Tuesday, December 21, 2010

Sour grapes in your stocking


In order, apparently, to have something to complain about during a season that most Americans associate with generosity and love, some of my fellow Christians are perpetuating the idea that the month leading up to Christmas has historically been a sacred time to celebrate the birth of Jesus. That this claim has no basis in Christian tradition or history hasn’t stopped them from fabricating a myth about the season’s Christian origins.
If your goal is to perpetuate a tale of victimization, however, this myth is essential. And it goes something like this: the evil forces of secularism are persecuting faithful believers in a “War on Christmas” designed to draw our attention away from the stable-born child who, we are told, is the “reason for the season.” Claims of religious persecution are all the more bizarre given that seventy-six percent of Americans self-identify as Christians. It takes a real talent for deceptive rhetoric to portray a group that makes up three-fourths of the country as a threatened minority.

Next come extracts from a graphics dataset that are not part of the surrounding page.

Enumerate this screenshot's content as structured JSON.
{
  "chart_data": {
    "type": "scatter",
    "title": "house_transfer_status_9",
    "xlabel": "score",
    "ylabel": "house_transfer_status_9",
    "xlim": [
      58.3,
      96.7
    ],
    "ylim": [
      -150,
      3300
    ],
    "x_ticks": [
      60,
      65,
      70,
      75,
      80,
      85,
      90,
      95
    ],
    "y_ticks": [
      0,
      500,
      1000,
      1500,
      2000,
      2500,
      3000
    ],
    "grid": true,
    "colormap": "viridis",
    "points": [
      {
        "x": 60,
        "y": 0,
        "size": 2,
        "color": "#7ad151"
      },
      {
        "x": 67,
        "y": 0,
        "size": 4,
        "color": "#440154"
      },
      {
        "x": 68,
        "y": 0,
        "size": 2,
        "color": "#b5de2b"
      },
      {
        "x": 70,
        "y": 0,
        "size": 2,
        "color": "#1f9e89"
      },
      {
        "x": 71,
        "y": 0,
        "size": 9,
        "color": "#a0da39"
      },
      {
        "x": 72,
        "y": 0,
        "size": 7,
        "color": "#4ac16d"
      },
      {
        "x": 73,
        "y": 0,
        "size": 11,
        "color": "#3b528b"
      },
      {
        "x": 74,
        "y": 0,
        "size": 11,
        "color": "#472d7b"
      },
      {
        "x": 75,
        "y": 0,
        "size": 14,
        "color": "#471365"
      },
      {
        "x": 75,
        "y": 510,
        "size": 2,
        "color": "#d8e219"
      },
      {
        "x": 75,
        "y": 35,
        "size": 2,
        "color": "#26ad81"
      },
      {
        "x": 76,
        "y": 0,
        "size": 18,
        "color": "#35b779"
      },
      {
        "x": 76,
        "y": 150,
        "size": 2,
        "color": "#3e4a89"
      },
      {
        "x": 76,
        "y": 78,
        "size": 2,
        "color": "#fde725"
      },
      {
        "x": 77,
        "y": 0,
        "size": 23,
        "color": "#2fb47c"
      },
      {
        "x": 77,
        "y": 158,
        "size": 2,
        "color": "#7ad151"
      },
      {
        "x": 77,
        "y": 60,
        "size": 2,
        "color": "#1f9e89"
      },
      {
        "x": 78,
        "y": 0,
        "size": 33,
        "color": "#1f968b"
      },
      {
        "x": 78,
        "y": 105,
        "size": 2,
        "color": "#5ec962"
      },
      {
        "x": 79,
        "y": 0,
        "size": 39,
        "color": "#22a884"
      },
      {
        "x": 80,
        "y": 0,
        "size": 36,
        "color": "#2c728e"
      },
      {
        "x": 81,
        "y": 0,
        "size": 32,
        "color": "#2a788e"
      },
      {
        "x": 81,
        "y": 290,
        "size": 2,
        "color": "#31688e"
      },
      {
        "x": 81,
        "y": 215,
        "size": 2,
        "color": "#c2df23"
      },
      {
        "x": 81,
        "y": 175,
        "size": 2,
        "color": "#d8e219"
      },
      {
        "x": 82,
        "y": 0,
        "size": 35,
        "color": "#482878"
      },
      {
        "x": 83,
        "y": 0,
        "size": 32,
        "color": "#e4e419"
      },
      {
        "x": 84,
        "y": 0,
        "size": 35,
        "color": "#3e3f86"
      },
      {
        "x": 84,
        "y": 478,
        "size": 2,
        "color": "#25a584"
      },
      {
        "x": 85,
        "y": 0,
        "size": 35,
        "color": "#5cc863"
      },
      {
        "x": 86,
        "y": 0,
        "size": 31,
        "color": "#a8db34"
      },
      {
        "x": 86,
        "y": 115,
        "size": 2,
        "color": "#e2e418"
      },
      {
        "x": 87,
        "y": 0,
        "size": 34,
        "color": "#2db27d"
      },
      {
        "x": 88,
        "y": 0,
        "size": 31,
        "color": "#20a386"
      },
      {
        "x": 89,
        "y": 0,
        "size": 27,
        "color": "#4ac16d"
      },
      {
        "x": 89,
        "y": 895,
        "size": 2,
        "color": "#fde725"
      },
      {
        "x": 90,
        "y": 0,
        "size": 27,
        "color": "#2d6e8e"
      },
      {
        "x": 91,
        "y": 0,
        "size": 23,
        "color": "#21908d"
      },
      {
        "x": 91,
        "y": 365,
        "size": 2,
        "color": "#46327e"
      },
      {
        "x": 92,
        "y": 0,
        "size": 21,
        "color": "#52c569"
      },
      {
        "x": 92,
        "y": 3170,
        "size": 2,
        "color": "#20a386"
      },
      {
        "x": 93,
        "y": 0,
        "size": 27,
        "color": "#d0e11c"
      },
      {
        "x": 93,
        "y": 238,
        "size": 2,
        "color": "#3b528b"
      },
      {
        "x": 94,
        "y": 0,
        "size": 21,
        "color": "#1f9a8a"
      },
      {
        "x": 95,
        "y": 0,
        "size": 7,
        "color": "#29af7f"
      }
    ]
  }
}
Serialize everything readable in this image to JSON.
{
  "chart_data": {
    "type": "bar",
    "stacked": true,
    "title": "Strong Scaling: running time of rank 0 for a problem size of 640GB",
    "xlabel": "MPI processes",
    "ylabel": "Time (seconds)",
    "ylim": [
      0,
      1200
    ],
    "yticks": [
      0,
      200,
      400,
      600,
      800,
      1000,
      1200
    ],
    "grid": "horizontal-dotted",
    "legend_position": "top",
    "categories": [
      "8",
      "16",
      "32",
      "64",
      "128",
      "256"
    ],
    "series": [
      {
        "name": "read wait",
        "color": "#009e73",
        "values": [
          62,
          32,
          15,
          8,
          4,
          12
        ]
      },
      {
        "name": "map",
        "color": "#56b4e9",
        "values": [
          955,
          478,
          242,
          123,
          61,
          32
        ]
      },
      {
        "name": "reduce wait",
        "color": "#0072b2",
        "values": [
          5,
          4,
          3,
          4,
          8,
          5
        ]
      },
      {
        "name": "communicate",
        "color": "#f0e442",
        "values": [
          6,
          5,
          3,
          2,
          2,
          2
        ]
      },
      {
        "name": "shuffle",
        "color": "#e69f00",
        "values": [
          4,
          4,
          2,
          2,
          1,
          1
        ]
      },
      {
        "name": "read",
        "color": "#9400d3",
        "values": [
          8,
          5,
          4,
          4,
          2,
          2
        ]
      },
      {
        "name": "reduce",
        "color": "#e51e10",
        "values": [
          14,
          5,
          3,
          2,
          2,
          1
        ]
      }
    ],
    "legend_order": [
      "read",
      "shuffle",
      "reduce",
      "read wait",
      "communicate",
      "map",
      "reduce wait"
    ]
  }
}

The real complaint, however, is not about holiday observances. As Ross Douthat recently noted in the New York Times, this is a “Tough Season for Believers.” While Christianity may continue to enjoy a majority in the U.S., the attitudes and prejudices that some consider inseparable from the tradition are on the wane. Social conservatives and far-right evangelicals are struggling with their increasing irrelevance in twenty-first century America, and the prominence of both pluralistic observances and secular traditions this time of year draw particular attention to that reality.